The Ashen Death and a New Sound

Ridding the dead
Awake in my bed
Telling them to stop with a pull
As their bleeding young faces
Gnarl elegant traces
Along the bloody sheets and the walls.
 
And beneath these blood murals:
 
Between my thighs
Where their fluid eyes
Wade like lively stars
Birthed out of the ashen
matter of a former blaze.
 
I grow tired from
Their energies burned out in my skin
 
Like cigarette embers
Warbling softly inside the tray
 
As our dead bodies nest around
A burning table
 
Wasted, recollecting,
Referring, and recording:
Old acts in new waves again.



The Stash

He laughs
And they all
Surround him
As he absorbs
The energy
Of getting high
Off his own stash.
 
They leave as he
Cackles just as much,
Snapping a match head
Into combustion to
Glow a deeper, brighter radiance.
 
And brighter he flows
But no deeper he goes
As they no longer watch
Him burn into
A smoldering,
Withering
Pulse.





Andy Gehlsen studied writing and film in college while working at a library.
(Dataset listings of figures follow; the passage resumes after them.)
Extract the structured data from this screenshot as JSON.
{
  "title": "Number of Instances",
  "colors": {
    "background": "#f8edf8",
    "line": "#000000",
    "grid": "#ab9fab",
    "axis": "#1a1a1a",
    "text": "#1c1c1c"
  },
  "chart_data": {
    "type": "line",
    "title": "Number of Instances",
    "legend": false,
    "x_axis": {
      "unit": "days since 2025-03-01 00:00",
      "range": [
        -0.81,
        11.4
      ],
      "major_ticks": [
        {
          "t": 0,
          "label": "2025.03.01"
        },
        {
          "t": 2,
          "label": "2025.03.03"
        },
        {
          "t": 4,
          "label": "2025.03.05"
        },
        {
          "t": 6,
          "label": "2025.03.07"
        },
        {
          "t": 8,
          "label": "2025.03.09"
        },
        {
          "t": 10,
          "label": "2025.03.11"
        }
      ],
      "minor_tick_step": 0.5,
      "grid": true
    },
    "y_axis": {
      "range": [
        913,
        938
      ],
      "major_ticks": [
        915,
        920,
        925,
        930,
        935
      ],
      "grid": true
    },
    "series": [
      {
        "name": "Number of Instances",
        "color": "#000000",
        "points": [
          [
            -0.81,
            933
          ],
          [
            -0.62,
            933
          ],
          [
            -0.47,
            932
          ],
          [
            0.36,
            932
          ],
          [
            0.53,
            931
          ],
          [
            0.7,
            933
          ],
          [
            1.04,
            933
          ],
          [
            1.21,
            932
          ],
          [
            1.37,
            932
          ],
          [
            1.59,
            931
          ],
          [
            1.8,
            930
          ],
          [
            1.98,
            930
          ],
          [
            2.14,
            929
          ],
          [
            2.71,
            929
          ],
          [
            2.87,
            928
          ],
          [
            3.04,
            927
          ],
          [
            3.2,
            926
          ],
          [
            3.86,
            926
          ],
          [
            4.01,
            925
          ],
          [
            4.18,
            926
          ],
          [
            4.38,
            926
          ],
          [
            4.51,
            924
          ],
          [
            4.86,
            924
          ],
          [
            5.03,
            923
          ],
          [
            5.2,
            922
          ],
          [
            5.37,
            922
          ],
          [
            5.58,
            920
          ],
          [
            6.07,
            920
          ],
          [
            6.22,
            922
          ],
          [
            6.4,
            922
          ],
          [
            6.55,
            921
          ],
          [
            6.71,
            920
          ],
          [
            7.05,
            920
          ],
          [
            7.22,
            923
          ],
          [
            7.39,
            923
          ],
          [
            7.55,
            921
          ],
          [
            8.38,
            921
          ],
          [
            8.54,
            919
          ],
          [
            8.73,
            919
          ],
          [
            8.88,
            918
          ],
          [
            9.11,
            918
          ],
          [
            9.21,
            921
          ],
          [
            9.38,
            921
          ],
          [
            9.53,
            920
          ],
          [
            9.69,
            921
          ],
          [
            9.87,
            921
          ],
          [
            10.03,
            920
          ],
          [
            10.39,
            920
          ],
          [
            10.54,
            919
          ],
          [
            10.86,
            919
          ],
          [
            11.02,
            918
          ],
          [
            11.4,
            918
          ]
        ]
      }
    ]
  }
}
He also helped develop scripts and wrote reviews for the college radio station. He has since worked jobs at all hours and has been published under the pseudonym Eli Dawson in Iron Doves anthology and Andrew Christian in Dark Entries Journal, Wrought Journal, and Tales from the Moonlit Path. He has work forthcoming in State of Matter and is grateful for weird friends and a steady diet of horror movies growing up.